Connor Yeck

Connor Yeck

Photo by Jeannine DeAndrea

Bio

Connor Yeck’s poetry has appeared in Best New Poets, Passages North, Prairie Schooner, Ninth Letter, the Journal, Willow Springs, Nashville Review, and Gettysburg Review. He earned a BA in history and English from Michigan State University, and his MFA from Western Michigan University. The recipient of prizes from Indiana Review, Crab Orchard Review, Sonora Review, and the Tennessee Williams/New Orleans Literary Festival, he currently lives in Cincinnati, and is an associate editor at the Cincinnati Review.

Research has always guided my writing. The uncovering of stories that seem almost unreal in their strangeness and circumstance, and the ways a creative tradition such as poetry might reveal new aspects of the truth. Though endlessly generative, research can also be instilled with a certain sense of distance, especially if one is interested in subjects that come alive through artifact, archive, and historical record.

When I received the call from Amy Stolls informing me of being chosen for a National Endowment for the Arts Fellowship, my first thought (after so much initial shock, gratitude, and joy) was the realization I’d finally have the resources to narrow the gap between myself and the topics that have driven my writing for so long.

Much of my poetry is inspired by questions of popular culture, science, technology, and most of all, America’s ever-changing, shadowed connection to “the nuclear.” As I imagine the destinations an NEA Fellowship might take me, many names come to mind—Los Alamos, White Sands, Hanford, Oak Ridge—but I’m ultimately most thrilled for the stories that are, for now, totally unknown to me, and those revelations I’ll encounter along the way.
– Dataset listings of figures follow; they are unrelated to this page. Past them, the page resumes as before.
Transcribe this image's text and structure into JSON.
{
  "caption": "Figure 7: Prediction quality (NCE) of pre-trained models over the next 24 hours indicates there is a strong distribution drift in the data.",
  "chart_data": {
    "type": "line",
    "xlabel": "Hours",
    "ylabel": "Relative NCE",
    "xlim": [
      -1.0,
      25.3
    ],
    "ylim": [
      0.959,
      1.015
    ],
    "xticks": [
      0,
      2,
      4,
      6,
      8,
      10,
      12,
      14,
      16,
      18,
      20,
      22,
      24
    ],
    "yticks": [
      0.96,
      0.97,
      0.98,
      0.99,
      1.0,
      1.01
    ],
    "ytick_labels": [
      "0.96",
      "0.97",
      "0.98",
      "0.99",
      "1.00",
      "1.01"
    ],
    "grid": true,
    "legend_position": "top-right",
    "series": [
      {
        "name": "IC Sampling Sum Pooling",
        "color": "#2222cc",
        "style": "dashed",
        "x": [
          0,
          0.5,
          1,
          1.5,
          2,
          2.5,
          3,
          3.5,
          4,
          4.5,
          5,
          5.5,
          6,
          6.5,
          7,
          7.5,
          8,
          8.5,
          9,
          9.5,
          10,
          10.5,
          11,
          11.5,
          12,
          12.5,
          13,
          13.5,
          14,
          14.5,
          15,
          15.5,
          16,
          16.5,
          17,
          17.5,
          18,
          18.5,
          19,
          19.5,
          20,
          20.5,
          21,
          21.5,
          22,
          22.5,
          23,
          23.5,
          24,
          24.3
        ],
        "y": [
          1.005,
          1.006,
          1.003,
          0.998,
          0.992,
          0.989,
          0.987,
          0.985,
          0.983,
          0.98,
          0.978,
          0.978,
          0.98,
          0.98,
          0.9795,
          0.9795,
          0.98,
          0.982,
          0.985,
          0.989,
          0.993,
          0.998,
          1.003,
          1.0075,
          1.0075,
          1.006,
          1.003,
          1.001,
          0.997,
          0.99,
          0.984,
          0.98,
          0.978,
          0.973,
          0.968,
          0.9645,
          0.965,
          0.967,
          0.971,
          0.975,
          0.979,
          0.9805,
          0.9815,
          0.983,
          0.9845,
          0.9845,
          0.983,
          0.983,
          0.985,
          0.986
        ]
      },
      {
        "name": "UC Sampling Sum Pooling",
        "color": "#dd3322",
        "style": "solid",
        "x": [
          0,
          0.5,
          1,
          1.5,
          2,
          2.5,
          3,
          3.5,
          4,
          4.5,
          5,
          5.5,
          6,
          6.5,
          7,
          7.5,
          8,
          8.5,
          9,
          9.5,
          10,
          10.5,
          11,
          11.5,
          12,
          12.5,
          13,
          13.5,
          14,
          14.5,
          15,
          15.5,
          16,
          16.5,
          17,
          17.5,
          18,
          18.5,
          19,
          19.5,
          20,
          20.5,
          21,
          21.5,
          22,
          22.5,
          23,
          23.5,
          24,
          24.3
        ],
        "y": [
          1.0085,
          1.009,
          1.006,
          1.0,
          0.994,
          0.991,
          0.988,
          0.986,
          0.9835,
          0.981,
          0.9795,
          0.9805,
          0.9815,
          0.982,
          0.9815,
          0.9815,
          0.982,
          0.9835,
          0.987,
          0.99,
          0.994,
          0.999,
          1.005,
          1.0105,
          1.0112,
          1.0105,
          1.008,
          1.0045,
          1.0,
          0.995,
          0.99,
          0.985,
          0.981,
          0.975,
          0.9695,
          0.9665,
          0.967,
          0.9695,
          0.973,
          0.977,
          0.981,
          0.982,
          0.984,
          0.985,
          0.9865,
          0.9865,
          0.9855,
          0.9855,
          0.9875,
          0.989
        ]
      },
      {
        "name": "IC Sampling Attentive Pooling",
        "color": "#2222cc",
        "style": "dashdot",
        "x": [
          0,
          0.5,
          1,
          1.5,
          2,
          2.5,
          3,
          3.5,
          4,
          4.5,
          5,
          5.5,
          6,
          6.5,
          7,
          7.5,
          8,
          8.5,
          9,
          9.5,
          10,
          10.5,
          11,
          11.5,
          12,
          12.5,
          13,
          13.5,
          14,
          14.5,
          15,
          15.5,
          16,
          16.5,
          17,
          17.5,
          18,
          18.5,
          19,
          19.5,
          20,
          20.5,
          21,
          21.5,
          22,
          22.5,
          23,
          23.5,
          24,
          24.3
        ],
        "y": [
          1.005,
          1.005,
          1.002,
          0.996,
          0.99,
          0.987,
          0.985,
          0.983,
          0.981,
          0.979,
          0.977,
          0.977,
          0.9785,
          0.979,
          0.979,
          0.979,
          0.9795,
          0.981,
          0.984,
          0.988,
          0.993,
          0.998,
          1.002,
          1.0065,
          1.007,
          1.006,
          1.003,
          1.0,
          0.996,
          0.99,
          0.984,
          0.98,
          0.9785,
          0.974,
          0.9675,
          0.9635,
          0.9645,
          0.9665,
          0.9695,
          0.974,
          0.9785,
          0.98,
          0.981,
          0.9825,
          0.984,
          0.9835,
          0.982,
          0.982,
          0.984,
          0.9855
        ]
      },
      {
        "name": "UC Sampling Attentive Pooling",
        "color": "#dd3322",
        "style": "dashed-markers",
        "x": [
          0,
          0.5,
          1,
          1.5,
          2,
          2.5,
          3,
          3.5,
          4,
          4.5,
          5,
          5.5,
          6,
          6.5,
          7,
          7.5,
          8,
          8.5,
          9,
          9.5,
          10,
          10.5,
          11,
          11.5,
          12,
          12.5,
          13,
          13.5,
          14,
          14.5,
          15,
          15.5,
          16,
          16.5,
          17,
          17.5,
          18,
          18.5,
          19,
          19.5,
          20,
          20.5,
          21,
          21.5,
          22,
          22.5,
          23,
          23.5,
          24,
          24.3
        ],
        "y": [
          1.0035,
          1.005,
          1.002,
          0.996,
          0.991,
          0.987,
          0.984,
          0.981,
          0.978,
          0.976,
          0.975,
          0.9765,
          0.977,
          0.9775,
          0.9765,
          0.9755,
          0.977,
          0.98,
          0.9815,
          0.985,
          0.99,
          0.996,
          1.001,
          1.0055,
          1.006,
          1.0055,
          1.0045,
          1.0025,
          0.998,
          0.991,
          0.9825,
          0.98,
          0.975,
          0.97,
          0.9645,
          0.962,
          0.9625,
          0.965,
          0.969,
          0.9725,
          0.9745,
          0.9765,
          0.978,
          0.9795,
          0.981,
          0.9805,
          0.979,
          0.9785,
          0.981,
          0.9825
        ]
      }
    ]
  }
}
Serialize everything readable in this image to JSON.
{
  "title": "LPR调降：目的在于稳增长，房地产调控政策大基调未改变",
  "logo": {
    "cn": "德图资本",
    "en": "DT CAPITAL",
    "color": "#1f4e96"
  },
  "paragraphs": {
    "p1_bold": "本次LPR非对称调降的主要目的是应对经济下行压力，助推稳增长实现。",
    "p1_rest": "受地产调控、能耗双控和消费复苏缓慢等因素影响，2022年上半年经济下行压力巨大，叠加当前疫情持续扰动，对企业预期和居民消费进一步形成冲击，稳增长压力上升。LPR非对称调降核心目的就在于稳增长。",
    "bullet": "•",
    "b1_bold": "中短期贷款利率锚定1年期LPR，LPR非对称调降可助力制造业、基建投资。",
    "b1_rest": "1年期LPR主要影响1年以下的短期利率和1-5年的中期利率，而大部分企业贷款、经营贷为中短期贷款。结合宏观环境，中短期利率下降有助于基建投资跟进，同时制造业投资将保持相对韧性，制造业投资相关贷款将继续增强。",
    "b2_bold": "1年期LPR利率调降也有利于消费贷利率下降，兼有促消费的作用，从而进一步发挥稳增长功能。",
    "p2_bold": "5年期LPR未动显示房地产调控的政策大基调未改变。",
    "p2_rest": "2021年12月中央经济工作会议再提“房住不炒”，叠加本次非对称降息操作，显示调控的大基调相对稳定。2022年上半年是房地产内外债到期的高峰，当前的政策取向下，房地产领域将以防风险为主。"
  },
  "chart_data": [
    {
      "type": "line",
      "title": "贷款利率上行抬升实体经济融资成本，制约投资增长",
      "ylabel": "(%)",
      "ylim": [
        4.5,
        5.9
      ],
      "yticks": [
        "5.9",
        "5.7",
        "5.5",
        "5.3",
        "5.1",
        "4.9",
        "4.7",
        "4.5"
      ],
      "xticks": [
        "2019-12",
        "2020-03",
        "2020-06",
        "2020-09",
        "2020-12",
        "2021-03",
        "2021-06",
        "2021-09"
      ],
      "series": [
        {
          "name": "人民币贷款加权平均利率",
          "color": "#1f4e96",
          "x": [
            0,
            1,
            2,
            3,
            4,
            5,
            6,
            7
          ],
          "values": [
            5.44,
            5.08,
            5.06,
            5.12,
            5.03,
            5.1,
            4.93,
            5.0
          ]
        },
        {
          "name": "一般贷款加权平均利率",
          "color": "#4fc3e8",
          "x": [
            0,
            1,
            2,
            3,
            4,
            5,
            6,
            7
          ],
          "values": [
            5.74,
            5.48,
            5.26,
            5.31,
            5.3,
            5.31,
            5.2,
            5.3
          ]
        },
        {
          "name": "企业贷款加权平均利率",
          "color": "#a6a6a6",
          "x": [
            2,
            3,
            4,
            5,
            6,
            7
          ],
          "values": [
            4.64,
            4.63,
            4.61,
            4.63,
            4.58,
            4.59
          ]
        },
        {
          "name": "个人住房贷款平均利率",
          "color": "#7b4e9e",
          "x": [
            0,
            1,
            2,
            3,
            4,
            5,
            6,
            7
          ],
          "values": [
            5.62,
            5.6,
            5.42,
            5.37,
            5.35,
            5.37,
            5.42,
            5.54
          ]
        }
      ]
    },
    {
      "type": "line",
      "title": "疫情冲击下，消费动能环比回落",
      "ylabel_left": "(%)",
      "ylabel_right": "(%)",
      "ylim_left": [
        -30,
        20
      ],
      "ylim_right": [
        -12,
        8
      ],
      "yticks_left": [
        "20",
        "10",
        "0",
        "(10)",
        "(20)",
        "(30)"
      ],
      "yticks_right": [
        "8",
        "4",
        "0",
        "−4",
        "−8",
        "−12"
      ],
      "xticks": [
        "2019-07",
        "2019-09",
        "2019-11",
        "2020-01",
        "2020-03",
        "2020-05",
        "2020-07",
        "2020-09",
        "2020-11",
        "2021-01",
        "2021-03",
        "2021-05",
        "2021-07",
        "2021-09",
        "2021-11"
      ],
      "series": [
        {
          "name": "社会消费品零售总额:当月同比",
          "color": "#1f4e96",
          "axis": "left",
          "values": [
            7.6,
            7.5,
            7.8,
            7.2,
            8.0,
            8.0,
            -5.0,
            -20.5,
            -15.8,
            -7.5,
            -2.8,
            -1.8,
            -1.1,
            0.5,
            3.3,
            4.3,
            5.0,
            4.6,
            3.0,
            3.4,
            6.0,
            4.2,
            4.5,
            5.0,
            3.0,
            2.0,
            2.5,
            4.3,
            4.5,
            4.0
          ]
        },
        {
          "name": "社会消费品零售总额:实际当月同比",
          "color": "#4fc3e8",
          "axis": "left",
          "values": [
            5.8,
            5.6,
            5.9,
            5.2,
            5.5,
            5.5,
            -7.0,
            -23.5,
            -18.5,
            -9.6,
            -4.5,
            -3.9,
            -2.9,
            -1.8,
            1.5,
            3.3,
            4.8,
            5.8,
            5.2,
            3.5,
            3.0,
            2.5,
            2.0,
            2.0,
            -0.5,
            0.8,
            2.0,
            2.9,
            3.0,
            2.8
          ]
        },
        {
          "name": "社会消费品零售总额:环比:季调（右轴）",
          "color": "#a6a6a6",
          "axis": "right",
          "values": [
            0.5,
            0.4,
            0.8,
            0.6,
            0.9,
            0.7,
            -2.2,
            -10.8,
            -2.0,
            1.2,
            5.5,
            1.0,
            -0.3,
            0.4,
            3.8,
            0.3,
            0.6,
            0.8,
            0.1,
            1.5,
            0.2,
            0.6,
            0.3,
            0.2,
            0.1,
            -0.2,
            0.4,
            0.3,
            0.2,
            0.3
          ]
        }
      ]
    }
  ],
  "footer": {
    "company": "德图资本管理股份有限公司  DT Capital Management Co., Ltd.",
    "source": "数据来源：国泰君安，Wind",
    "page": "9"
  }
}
This fellowship is also a gift of validation and community. So often our writing is steered by an obsession we just can’t shake, and after so long, we might question where it’s truly headed. It’s incredibly energizing to know my work was received as timely and worthy of support, and I find myself eager to take risks with a craft I love. I’m eternally thankful to be among these fellow recipients who will soon be pursuing their own fascinations with a greater belief in their art than ever before.